O problema lógico principal que tivemos de resolver foi como representar os estados intermediários mutáveis da computação, que consistem no estado interno atual do autômato e um ponteiro para o símbolo da seqüência de entrada sendo processado. Conseguimos isso com um artifício engenhoso: a cada passo da computação, o hardware enzimático realmente "digeria" a molécula de entrada, clivava o símbolo que estava sendo processado e expunha o próximo. Como era possível fragmentar o símbolo em dois locais diferentes, cada versão resultante podia representar, além do próprio símbolo, um dentre os dois estados possíveis da computação. Descobrimos mais tarde que este último elemento era similar a um desenho que Paul Rothemund, ex-aluno de Adleman, havia proposto para a máquina molecular de Turing.

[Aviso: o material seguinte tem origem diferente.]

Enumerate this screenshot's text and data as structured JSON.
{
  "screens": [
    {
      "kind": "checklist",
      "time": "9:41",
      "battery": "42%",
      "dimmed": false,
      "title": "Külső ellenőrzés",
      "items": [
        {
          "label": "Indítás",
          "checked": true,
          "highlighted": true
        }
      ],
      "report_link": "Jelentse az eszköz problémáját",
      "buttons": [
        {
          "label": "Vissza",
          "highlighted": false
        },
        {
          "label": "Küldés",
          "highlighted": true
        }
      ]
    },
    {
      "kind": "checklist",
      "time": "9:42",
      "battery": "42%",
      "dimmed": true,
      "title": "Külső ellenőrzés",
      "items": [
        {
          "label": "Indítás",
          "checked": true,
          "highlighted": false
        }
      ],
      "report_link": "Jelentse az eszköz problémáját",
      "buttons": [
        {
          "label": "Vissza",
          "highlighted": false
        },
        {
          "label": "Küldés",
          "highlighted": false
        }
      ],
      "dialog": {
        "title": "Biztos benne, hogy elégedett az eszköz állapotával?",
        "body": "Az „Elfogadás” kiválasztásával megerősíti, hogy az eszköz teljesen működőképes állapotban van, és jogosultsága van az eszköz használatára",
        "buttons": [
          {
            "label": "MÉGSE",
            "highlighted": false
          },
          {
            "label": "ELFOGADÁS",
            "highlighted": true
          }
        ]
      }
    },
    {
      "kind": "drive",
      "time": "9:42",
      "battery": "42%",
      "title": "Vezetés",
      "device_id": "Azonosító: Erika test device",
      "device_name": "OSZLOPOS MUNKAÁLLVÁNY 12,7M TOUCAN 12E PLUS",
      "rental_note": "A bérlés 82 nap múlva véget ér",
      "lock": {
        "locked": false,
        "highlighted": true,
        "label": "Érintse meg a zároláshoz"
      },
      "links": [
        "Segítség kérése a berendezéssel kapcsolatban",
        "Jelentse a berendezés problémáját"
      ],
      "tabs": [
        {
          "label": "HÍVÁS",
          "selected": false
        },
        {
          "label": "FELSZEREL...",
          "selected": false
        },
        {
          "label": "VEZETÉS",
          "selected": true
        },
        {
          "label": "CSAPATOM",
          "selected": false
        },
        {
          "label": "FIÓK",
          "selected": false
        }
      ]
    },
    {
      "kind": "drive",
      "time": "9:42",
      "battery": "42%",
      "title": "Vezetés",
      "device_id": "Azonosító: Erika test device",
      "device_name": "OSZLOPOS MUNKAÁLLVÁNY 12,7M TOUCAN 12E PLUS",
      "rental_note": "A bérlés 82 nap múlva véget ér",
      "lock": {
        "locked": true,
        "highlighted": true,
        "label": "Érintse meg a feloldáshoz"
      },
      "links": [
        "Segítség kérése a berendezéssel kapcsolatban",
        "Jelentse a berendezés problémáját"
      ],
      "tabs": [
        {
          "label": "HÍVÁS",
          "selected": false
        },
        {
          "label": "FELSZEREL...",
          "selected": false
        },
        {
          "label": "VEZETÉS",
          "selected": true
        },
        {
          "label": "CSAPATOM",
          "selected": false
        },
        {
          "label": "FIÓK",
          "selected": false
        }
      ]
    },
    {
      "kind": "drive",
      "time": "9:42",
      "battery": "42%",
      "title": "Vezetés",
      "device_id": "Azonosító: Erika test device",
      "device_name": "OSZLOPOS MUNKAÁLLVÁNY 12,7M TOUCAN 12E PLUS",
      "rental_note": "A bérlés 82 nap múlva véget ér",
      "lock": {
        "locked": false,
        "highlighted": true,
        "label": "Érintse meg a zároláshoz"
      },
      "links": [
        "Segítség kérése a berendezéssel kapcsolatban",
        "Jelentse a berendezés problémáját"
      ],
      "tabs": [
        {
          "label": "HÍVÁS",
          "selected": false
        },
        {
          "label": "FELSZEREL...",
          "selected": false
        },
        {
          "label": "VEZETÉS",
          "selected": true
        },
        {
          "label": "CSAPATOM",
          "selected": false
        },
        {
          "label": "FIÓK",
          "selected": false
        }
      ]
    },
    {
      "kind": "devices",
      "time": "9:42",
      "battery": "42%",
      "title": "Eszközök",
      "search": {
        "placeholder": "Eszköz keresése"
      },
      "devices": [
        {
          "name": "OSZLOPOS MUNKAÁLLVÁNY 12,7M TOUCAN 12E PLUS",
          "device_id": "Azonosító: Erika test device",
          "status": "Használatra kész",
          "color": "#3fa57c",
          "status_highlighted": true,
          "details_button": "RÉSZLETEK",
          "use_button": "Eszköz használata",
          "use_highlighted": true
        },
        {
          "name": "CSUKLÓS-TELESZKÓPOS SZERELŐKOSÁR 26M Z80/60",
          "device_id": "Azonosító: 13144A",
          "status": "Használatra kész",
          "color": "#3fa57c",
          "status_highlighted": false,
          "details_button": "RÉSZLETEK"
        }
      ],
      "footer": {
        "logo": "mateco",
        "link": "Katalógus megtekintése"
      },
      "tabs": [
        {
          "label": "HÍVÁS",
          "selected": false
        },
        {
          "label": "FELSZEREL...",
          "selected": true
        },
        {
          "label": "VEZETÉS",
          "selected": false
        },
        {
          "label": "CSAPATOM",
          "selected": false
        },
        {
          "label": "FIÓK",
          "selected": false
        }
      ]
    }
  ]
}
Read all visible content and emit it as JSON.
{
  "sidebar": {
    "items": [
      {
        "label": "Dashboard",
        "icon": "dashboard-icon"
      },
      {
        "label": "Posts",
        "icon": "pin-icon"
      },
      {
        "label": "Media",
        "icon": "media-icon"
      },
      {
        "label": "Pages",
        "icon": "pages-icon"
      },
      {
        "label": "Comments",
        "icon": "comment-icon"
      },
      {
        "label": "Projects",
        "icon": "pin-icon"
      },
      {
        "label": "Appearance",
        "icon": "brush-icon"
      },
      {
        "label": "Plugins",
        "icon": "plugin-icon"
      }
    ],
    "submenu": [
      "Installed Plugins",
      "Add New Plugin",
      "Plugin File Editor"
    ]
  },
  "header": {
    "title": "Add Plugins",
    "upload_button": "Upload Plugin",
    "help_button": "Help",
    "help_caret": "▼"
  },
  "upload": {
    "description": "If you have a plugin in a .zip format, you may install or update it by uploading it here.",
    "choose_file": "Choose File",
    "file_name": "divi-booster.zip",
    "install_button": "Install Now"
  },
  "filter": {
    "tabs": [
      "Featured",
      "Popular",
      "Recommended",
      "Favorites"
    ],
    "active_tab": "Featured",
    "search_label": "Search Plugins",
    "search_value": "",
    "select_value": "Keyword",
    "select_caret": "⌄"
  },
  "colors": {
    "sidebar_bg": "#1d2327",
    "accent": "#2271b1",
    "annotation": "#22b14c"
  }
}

O interessante é que o computador resultante que descrevemos em 2001 era autônomo: uma vez que as moléculas de entrada, de software e de hardware foram colocadas em uma solução de armazenamento em um tubo de ensaio, a computação teve início e prosseguiu iterativamente até o fim, sem nenhuma intervenção humana.

Durante os testes, percebemos que o sistema não apenas resolvia o problema para o qual foi projetado - descobrir se um símbolo ocorre um número par de vezes em uma seqüência - como poderia fazer mais. Um autômato finito de dois estados e dois símbolos possui oito combinações possíveis de regras de símbolos/estados (23) e, como nosso projeto era modular, todas as oito possíveis regras de transição podiam ser prontamente implementadas mediante oito moléculas de transição diferentes. O autômato era capaz, portanto, de realizar diferentes tarefas, escolhendo diferentes "programas" - ou seja, um mix diferente de moléculas de transição.

Ao testarmos uma variedade de programas com nosso autômato molecular simples, descobrimos uma forma de melhorar ainda mais o desempenho. Em um "experimento de omissão", a operação do autômato foi avaliada com a remoção de um componente molecular de cada vez. Quando removemos a ligase, que une a molécula de software à molécula de entrada para permitir seu reconhecimento e clivagem pela outra enzima, FokI, a computação pareceu progredir. Havíamos descoberto uma capacidade antes desconhecida de FokI: reconhecer e clivar certas seqüências de DNA, quer as duas fitas da molécula estivessem unidas ou não.

A perspectiva de remover a ligase de nosso computador molecular nos empolgou, porque reduziria imediatamente em 50% o hardware enzimático requerido. Mais importante, a ligação era a única operação que consumia energia na computação, de modo que, ao evitá-la, o computador funcionaria sem fonte externa de combustível. E sem a etapa de ligação, moléculas de software deixaram de ser consumidas durante a computação, podendo ser recicladas.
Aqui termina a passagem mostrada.